521 ウテナ、その心

 ――タッ!


 サーベルの光が瞳に映るや否や、ウテナはそれから逃れるように素早くサイドステップした。


 「えっ、ちょっと!?」

 「おい、やっぱおかしいぜ……!」


 異変に気づいたライラとオルハンが、ステージ際に駆け寄る。


 フェンとフィオナも、2人のすぐ後ろで戦況を見守る。


 ――タタッ!


 ナジームサロンのメンバーが、ウテナの動きに合わせて踏み込んできた。


 ――シュッ!

 サーベルの攻撃。


 ウテナはかわしつつ、一歩下がった。


 ――シュシュッ!


 さらに踏み込み、追撃。


 相手が、だんだんと大胆に踏み込むようになってきた。


 「ウテナどうしたの!?」

 「なにしてんだウテナ!そんなヤツに手こずるようなお前じゃねえだろ!」


 ライラとオルハンが叫んだ。


 すると、フェンのサロンメンバーと同じような服装して溶け込み、一緒に観戦していた諜報員ミリーが、前に出てきた。

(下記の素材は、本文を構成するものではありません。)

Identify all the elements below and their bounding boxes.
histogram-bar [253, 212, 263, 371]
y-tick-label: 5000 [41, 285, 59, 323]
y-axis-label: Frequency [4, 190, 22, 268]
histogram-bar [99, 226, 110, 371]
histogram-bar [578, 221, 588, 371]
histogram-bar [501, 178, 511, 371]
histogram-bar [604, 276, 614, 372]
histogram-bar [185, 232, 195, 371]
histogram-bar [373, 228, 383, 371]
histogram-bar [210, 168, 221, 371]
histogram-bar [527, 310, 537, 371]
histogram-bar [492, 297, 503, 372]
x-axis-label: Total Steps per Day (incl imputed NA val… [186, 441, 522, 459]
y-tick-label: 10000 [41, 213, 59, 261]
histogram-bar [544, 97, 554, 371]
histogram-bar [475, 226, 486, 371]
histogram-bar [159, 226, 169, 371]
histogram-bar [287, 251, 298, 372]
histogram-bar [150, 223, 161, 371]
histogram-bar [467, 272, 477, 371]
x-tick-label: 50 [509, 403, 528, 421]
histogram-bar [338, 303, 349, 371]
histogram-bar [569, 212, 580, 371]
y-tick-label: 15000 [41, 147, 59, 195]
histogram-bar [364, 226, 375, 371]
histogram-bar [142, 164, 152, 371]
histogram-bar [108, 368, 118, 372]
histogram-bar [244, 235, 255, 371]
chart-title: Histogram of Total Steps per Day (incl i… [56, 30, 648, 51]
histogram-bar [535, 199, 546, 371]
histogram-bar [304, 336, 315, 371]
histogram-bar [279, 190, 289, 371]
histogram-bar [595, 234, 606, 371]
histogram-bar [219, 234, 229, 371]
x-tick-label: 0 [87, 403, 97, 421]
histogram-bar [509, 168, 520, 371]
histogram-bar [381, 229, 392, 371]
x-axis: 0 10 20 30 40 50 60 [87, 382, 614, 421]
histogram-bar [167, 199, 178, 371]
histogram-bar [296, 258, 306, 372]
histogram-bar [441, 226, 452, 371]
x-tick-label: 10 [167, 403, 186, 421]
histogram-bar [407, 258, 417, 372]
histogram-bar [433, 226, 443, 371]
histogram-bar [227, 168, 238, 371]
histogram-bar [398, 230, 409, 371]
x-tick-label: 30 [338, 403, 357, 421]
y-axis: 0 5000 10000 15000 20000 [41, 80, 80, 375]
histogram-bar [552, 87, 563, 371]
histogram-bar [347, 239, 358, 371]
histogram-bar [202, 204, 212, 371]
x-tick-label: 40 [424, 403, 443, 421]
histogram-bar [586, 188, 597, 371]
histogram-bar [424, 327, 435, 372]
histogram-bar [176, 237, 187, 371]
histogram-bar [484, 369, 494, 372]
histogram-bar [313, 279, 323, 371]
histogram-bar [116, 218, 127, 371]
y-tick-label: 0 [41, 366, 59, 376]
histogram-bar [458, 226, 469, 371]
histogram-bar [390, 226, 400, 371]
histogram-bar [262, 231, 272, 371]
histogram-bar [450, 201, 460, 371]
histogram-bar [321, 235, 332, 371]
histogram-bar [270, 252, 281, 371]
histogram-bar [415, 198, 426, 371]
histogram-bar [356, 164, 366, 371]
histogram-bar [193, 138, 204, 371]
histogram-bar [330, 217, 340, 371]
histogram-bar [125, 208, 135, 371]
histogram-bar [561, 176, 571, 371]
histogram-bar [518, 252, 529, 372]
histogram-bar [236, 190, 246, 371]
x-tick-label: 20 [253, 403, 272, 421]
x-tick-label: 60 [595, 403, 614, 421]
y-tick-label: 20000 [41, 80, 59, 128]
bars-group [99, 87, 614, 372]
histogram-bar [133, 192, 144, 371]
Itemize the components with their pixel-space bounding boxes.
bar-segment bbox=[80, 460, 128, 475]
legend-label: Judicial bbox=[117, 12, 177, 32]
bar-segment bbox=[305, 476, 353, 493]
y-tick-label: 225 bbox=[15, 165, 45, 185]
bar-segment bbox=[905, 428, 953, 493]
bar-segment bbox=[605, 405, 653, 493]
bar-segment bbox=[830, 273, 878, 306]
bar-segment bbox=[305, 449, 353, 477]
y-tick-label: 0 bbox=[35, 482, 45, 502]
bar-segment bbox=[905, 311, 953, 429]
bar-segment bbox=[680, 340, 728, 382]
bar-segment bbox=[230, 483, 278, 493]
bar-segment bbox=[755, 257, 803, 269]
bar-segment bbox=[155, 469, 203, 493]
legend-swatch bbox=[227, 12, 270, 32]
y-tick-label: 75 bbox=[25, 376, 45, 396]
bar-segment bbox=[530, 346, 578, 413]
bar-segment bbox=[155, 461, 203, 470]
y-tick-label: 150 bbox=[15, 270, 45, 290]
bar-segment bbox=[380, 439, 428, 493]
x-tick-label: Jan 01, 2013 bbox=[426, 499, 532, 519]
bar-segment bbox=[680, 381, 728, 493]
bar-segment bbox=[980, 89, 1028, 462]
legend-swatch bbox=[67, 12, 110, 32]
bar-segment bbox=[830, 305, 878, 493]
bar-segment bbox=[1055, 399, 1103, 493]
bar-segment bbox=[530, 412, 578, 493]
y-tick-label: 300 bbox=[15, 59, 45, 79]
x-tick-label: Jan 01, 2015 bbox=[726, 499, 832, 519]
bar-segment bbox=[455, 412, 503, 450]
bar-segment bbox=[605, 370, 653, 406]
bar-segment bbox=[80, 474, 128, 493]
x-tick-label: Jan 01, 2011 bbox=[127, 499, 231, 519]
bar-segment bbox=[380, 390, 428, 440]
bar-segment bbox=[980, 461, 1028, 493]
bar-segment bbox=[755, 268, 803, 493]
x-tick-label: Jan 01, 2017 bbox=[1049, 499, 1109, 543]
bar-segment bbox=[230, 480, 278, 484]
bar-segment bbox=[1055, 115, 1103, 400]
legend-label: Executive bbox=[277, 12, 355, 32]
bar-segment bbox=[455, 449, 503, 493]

 「ウテナさまは、あの日以来、ずっと、自らを責めていたのであります……」

 「自らを……?」

 「なんでウテナが自分を責めるんだよ!」

 「それは、わたしも、うまく言えないのであります……」

 「ウテナ……」


 フィオナも、不安な眼差しでステージ上で戦うウテナを見つめた。


 ――トン!


 「!」


 ウテナの背中が石柱に当たる。サーベルを回避し続けていたが、とうとう、追い詰められてしまっていた。


 「……」


 ……どうしても、あのときの光景と、重ねてしまう。


 ――キラッ。


 「!」


 ……また……!


 あの朝……自分の家の扉のすき間から見た、婦人たち、包丁のきらめき。


 ――シュッッ!


 目の前。ターバンの、下から除く、その瞳。


 「ウゥゥ……!」


 他の人には、おそらく聞こえていない。


 自分にだけは聞こえている、唸り声。敵意。


 敵意が、怖い。目に見えないのに聞こえてくるその声が、怖い。


 みんなの応援する声。頑張らないといけない。そんなこと分かってる。なのに、怖くなってしまう。なにもかも……。


 心のなかが、荒れ狂う。


 あんなに決意して戻ってきたのに……あの声が鳴り止まない。


 みんなのために犠牲になろうっていう、愚かな思いは、断ち切った。ヤスリブボタルとあの馬車の運転士が、教えてくれた。


 けど……やっぱり、辛い。声が聞こえると、つめたい戦慄が自らの背筋を通り抜ける。


 まるで自分がはりつけに縛り付けらているような……、そして、引き裂かれそうな……。


 「ウテナぁ!!」


 客席のどこからか、大きな声が上がった。


 ……ラクト!


 あの、天廊で崩壊の一途を辿っているときも、そうだった。


 そして、さっきも。一瞬だけでもあたしを取り巻く声を完全に途切れさせる、ラクトの声。